Randy Enos, the son of a teacher, the father of a teacher, a 37-year-veteran of the classroom himself, is not much of what you’d call a politician. But the candidate for the West Contra Costa Unified School District board has retired from teaching, so maybe this is the next best thing.
“What else would I do?” he said.
Although politician is new, Enos has worn a variety of hats around the district: history teacher, department chair, academic coordinator, assistant principal, principal, even athletics coach.
On a recent Thursday, Enos met at a Richmond coffee shop Café Pascal, with his political brain trust, which consisted of the best man at his wedding, other buddies from the Kennedy High class of ’68, and his sister.
From the age of six months, Enos has been a Richmond resident, and never really left. He went to UC Berkeley and graduated with honors in 1973. He returned to Cal and got masters in educational leadership in 2002. As a lifelong resident, his kids went to WCCUSD schools.

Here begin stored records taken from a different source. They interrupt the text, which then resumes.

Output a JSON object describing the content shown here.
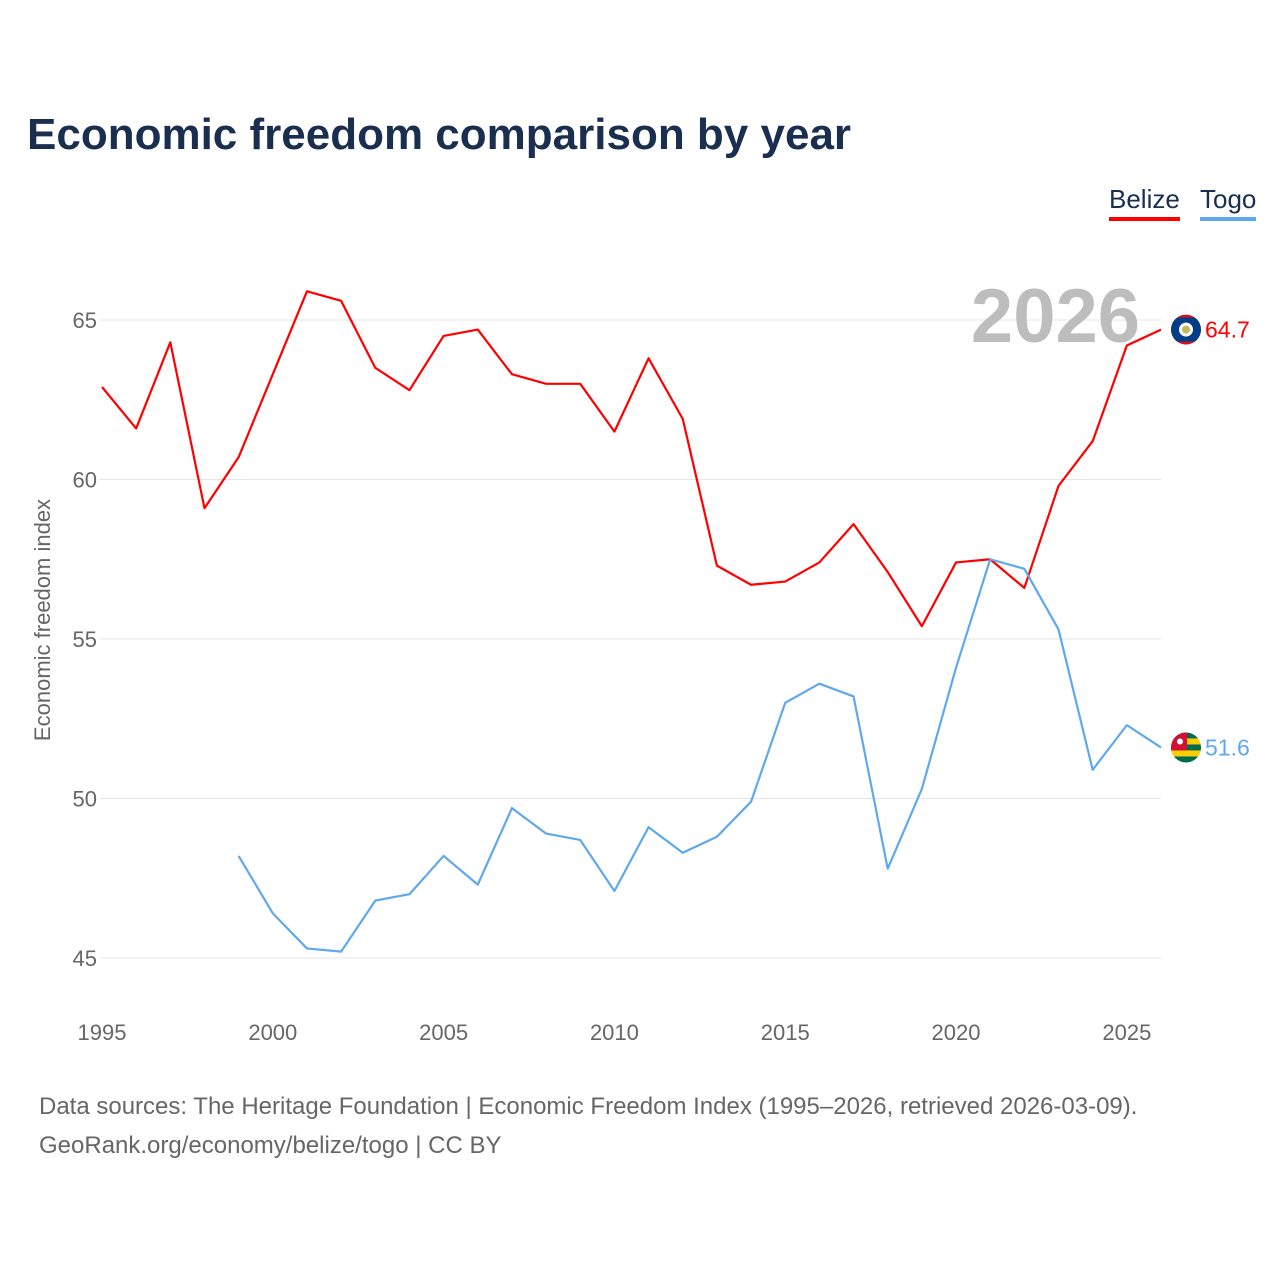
{
  "chart_data": {
    "type": "line",
    "title": "Economic freedom comparison by year",
    "xlabel": "",
    "ylabel": "Economic freedom index",
    "xlim": [
      1995,
      2026
    ],
    "ylim": [
      43.5,
      67
    ],
    "x_ticks": [
      1995,
      2000,
      2005,
      2010,
      2015,
      2020,
      2025
    ],
    "y_ticks": [
      45,
      50,
      55,
      60,
      65
    ],
    "grid": true,
    "legend_position": "top-right",
    "year_watermark": "2026",
    "series": [
      {
        "name": "Belize",
        "color": "#ff0000",
        "end_label": "64.7",
        "x": [
          1995,
          1996,
          1997,
          1998,
          1999,
          2000,
          2001,
          2002,
          2003,
          2004,
          2005,
          2006,
          2007,
          2008,
          2009,
          2010,
          2011,
          2012,
          2013,
          2014,
          2015,
          2016,
          2017,
          2018,
          2019,
          2020,
          2021,
          2022,
          2023,
          2024,
          2025,
          2026
        ],
        "values": [
          62.9,
          61.6,
          64.3,
          59.1,
          60.7,
          63.3,
          65.9,
          65.6,
          63.5,
          62.8,
          64.5,
          64.7,
          63.3,
          63.0,
          63.0,
          61.5,
          63.8,
          61.9,
          57.3,
          56.7,
          56.8,
          57.4,
          58.6,
          57.1,
          55.4,
          57.4,
          57.5,
          56.6,
          59.8,
          61.2,
          64.2,
          64.7
        ]
      },
      {
        "name": "Togo",
        "color": "#5ea8ee",
        "end_label": "51.6",
        "x": [
          1999,
          2000,
          2001,
          2002,
          2003,
          2004,
          2005,
          2006,
          2007,
          2008,
          2009,
          2010,
          2011,
          2012,
          2013,
          2014,
          2015,
          2016,
          2017,
          2018,
          2019,
          2020,
          2021,
          2022,
          2023,
          2024,
          2025,
          2026
        ],
        "values": [
          48.2,
          46.4,
          45.3,
          45.2,
          46.8,
          47.0,
          48.2,
          47.3,
          49.7,
          48.9,
          48.7,
          47.1,
          49.1,
          48.3,
          48.8,
          49.9,
          53.0,
          53.6,
          53.2,
          47.8,
          50.3,
          54.1,
          57.5,
          57.2,
          55.3,
          50.9,
          52.3,
          51.6
        ]
      }
    ]
  },
  "footer": {
    "line1": "Data sources: The Heritage Foundation | Economic Freedom Index (1995–2026, retrieved 2026-03-09).",
    "line2": "GeoRank.org/economy/belize/togo | CC BY"
  }
}
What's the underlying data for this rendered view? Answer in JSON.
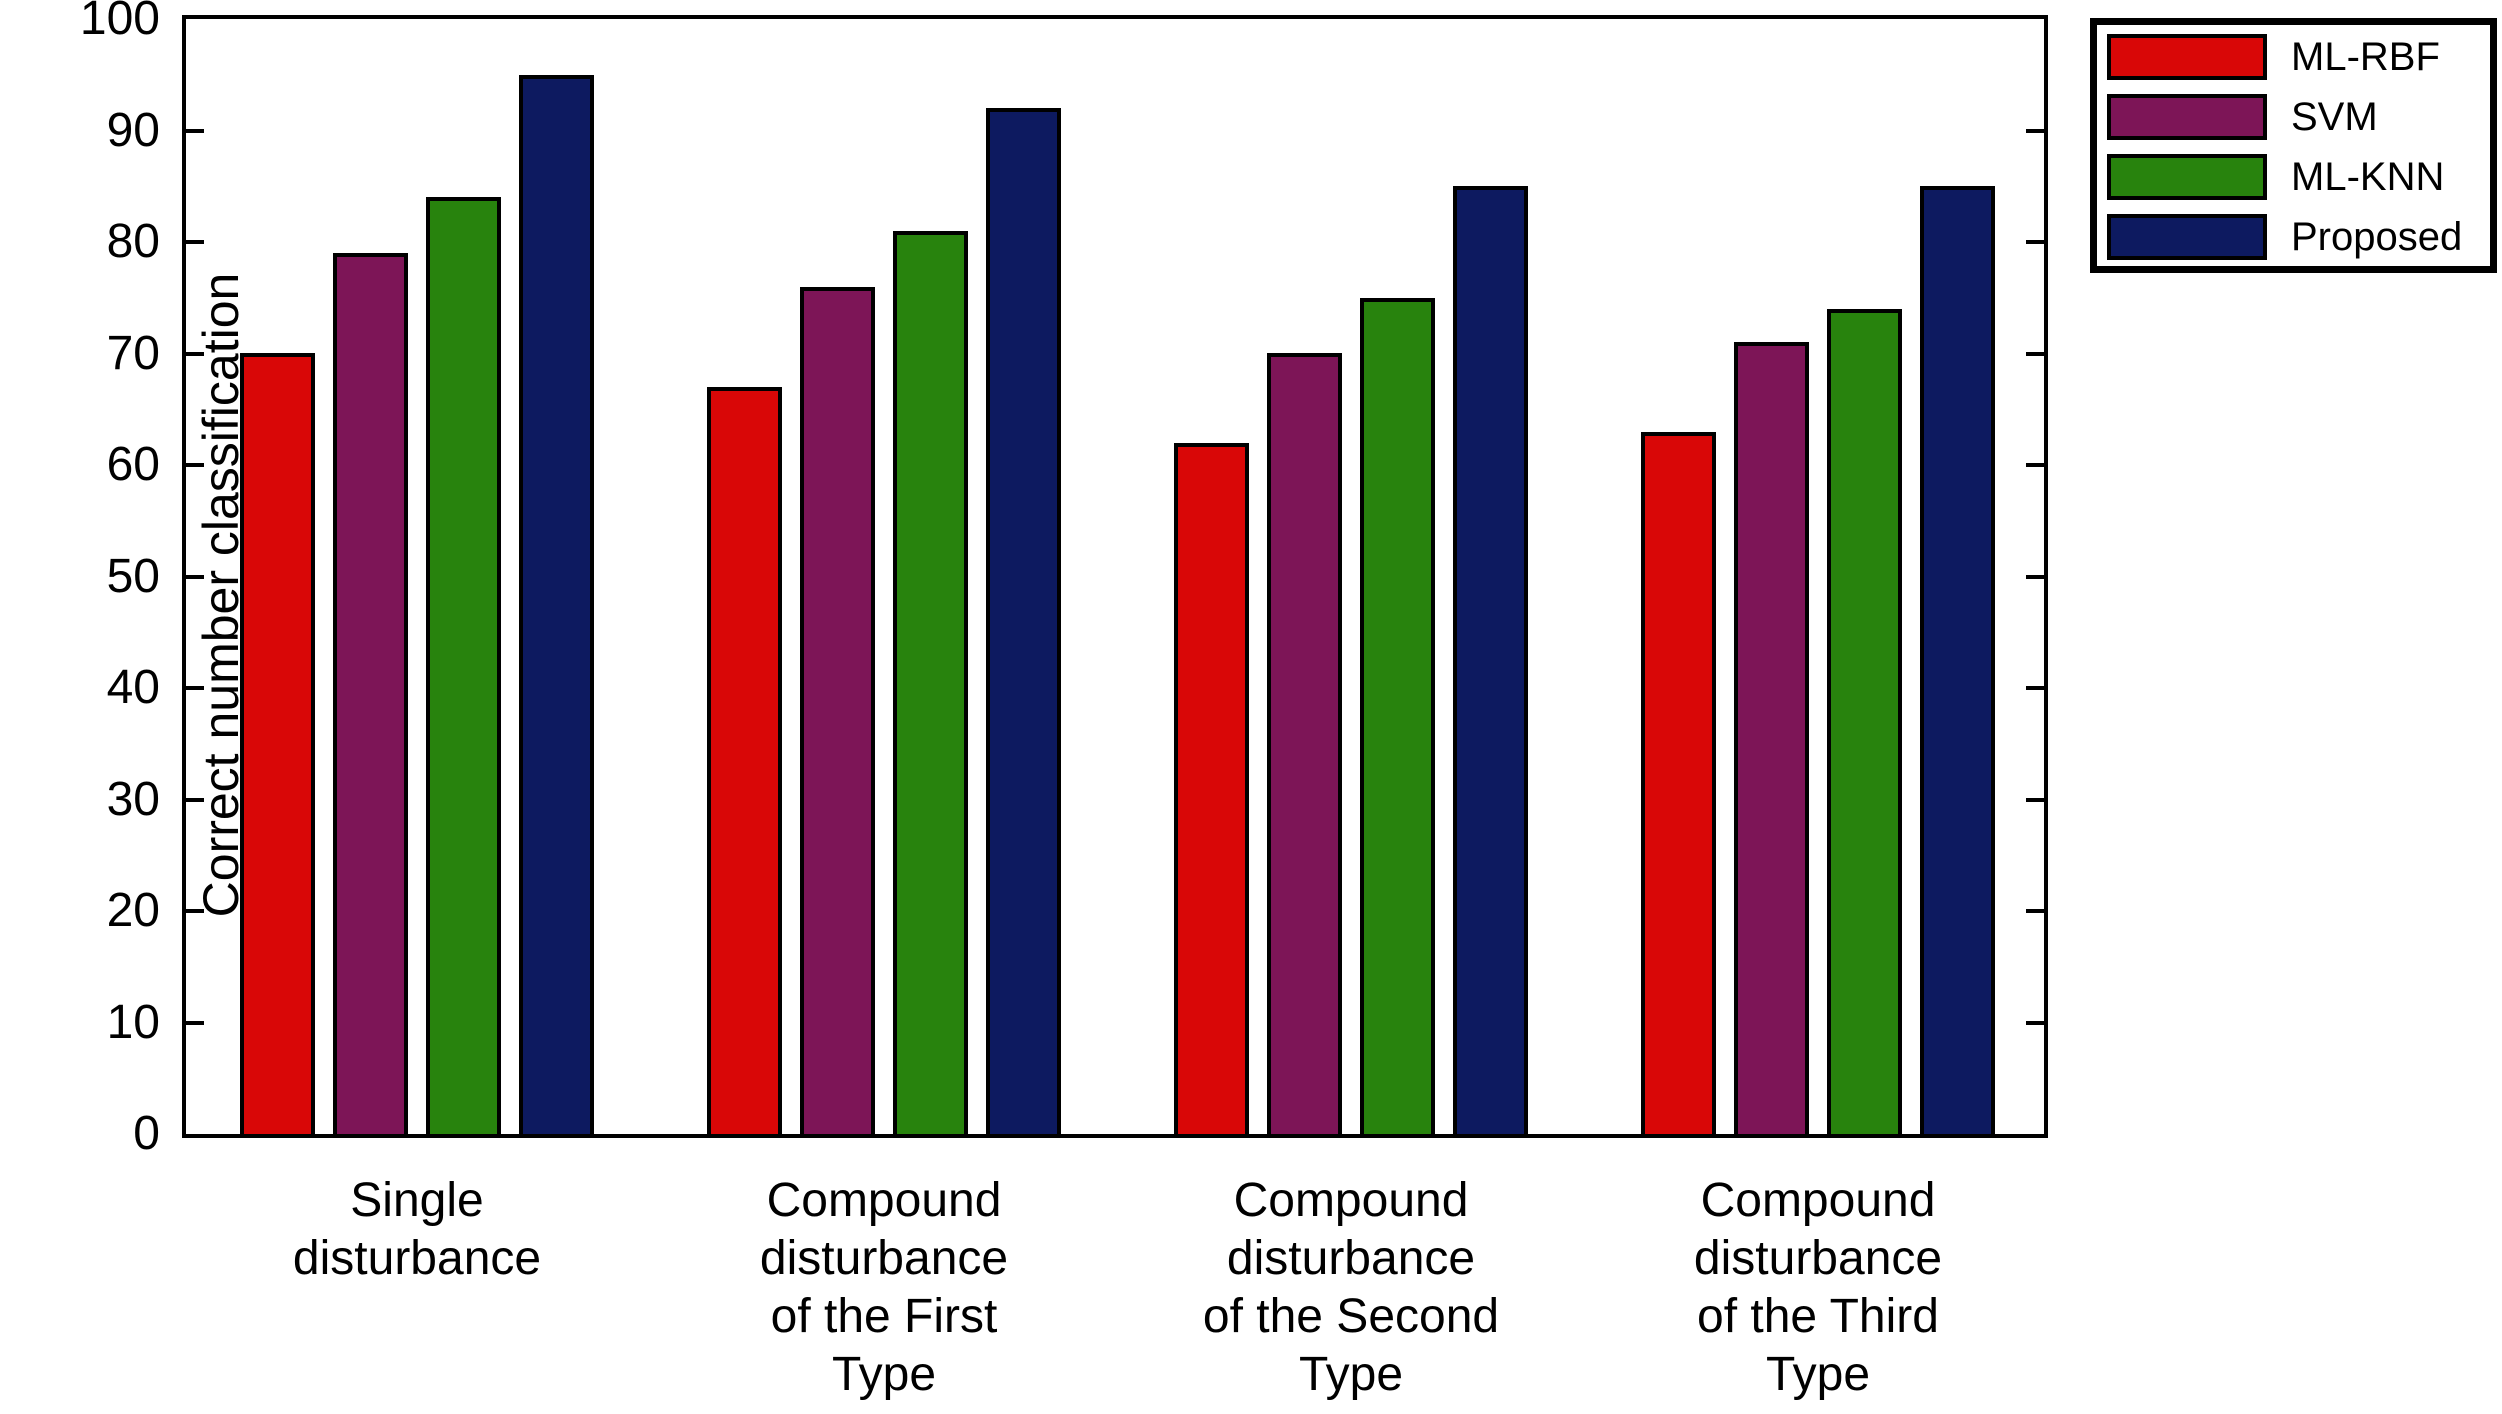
{
  "chart_data": {
    "type": "bar",
    "title": "",
    "xlabel": "",
    "ylabel": "Correct number classification",
    "ylim": [
      0,
      100
    ],
    "yticks": [
      0,
      10,
      20,
      30,
      40,
      50,
      60,
      70,
      80,
      90,
      100
    ],
    "grid": false,
    "background_color": "#ffffff",
    "axis_color": "#000000",
    "categories": [
      "Single disturbance",
      "Compound disturbance of the First Type",
      "Compound disturbance of the Second Type",
      "Compound disturbance of the Third Type"
    ],
    "category_label_lines": [
      [
        "Single",
        "disturbance"
      ],
      [
        "Compound",
        "disturbance",
        "of the First",
        "Type"
      ],
      [
        "Compound",
        "disturbance",
        "of the Second",
        "Type"
      ],
      [
        "Compound",
        "disturbance",
        "of the Third",
        "Type"
      ]
    ],
    "series": [
      {
        "name": "ML-RBF",
        "color": "#d90707",
        "values": [
          70,
          67,
          62,
          63
        ]
      },
      {
        "name": "SVM",
        "color": "#7d1557",
        "values": [
          79,
          76,
          70,
          71
        ]
      },
      {
        "name": "ML-KNN",
        "color": "#28830d",
        "values": [
          84,
          81,
          75,
          74
        ]
      },
      {
        "name": "Proposed",
        "color": "#0d1a60",
        "values": [
          95,
          92,
          85,
          85
        ]
      }
    ],
    "legend": {
      "position": "top-right-outside",
      "entries": [
        "ML-RBF",
        "SVM",
        "ML-KNN",
        "Proposed"
      ]
    }
  }
}
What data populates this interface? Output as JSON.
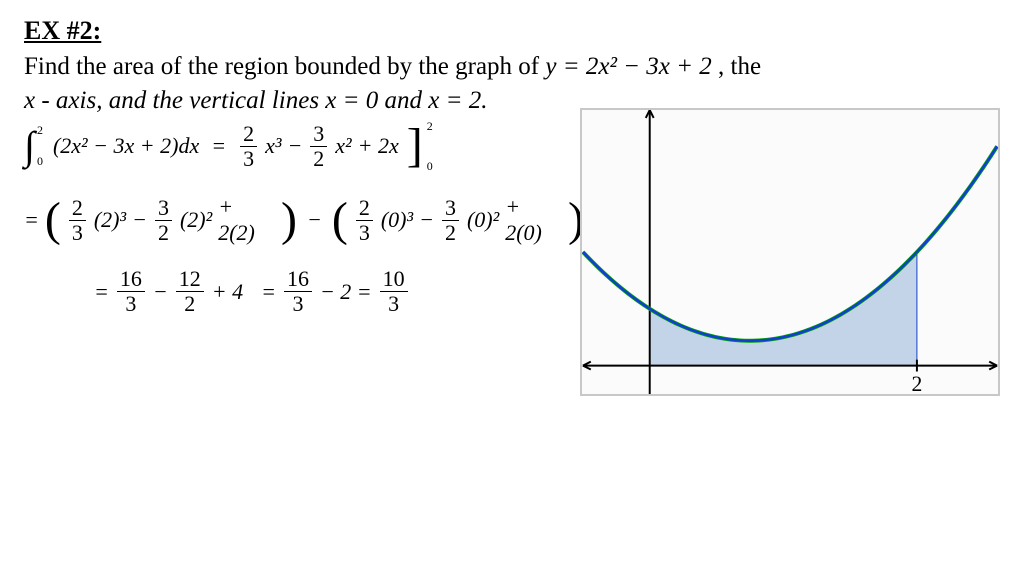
{
  "heading": "EX #2:",
  "problem_line1_pre": "Find the area of the region bounded by the graph of ",
  "problem_eq": "y = 2x² − 3x + 2",
  "problem_line1_post": ", the",
  "problem_line2": "x - axis, and the vertical lines x = 0 and x = 2.",
  "work": {
    "line1": {
      "integrand": "(2x² − 3x + 2)dx",
      "lb": "0",
      "ub": "2",
      "eq": "=",
      "t1_num": "2",
      "t1_den": "3",
      "t1_tail": "x³",
      "minus1": "−",
      "t2_num": "3",
      "t2_den": "2",
      "t2_tail": "x²",
      "plus": "+ 2x",
      "eval_lb": "0",
      "eval_ub": "2"
    },
    "line2": {
      "eq": "=",
      "a_num": "2",
      "a_den": "3",
      "a_tail": "(2)³",
      "m1": "−",
      "b_num": "3",
      "b_den": "2",
      "b_tail": "(2)²",
      "p1": "+ 2(2)",
      "minus": "−",
      "c_num": "2",
      "c_den": "3",
      "c_tail": "(0)³",
      "m2": "−",
      "d_num": "3",
      "d_den": "2",
      "d_tail": "(0)²",
      "p2": "+ 2(0)"
    },
    "line3": {
      "eq1": "=",
      "f1_num": "16",
      "f1_den": "3",
      "m1": "−",
      "f2_num": "12",
      "f2_den": "2",
      "p": "+ 4",
      "eq2": "=",
      "f3_num": "16",
      "f3_den": "3",
      "m2": "− 2 =",
      "f4_num": "10",
      "f4_den": "3"
    }
  },
  "graph": {
    "x_axis_label": "2",
    "curve_color": "#1040d0",
    "curve_color_outer": "#00a000",
    "fill_color": "#b8cce4",
    "fill_opacity": 0.85,
    "axis_color": "#000000",
    "x_range": [
      -0.5,
      2.6
    ],
    "y_range": [
      -1,
      9
    ],
    "parabola_a": 2,
    "parabola_b": -3,
    "parabola_c": 2,
    "shade_x0": 0,
    "shade_x1": 2,
    "panel_bg": "#fbfbfb",
    "panel_border": "#c8c8c8"
  }
}
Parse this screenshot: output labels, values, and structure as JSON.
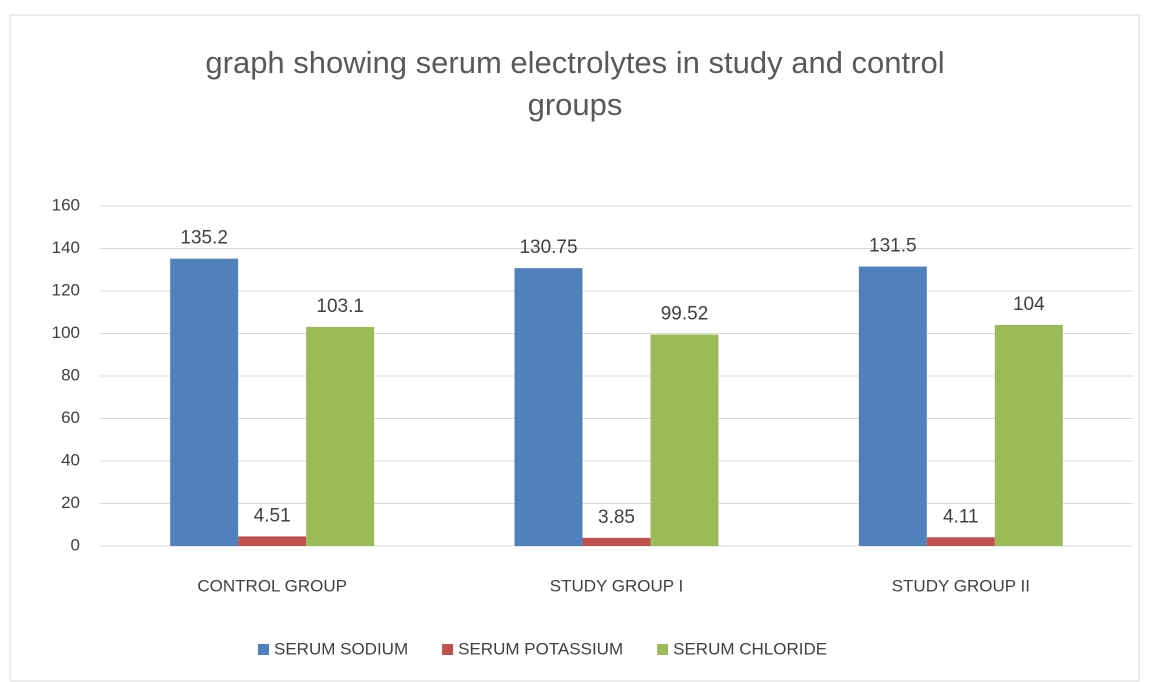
{
  "chart_data": {
    "type": "bar",
    "title": "graph showing serum electrolytes in study and control groups",
    "categories": [
      "CONTROL GROUP",
      "STUDY GROUP I",
      "STUDY GROUP II"
    ],
    "series": [
      {
        "name": "SERUM SODIUM",
        "color": "#4f81bd",
        "values": [
          135.2,
          130.75,
          131.5
        ]
      },
      {
        "name": "SERUM POTASSIUM",
        "color": "#c0504d",
        "values": [
          4.51,
          3.85,
          4.11
        ]
      },
      {
        "name": "SERUM CHLORIDE",
        "color": "#9bbb59",
        "values": [
          103.1,
          99.52,
          104
        ]
      }
    ],
    "ylim": [
      0,
      160
    ],
    "yticks": [
      0,
      20,
      40,
      60,
      80,
      100,
      120,
      140,
      160
    ],
    "grid": true,
    "legend": "bottom"
  }
}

Enos barely touched his coffee as he tried to decide the best place to meet new potential voters. “We could hit the BART in the morning,” he suggested to his sister.
Enos campaigns for more than just a title and something to do in retirement. After years of working one-on-one with students, “you are compelled to participate to try and improve possibilities of education,” he said.
Enos said his intimate knowledge of the WCCUSD places him a cut above the other candidates.
Many teachers who log hours in schools like Enos end up burning out. Not him. “The reason its always been easy for me to get up and go to work is that there a whole lot of really good young people that you want to share all this with,” he said.
Enos’ energy and enthusiasm carry over. At the coffee shop he spoke with his hands, gesticulating across the table to his friends as he talked about big ballot issues like school safety. Enos said he remembers when the schools went through hard times in the past, and that he sees issues surfacing now as an opportunity to better the district from the inside.
“No school is going to be safe unless the students are participating in their own safety, setting up communication,” he said. That extends, he said, to student-teacher communication.
As election day creeps closer, Enos said he’s eagerly awaiting his ballot arriving in the mail — but that he hopes his 10-year-old horse-sized great Dane-mastiff mix Sophie, isn’t scaring away the mailman.
“You know a dog is too big when they can look down on your dinner plate,” he joked.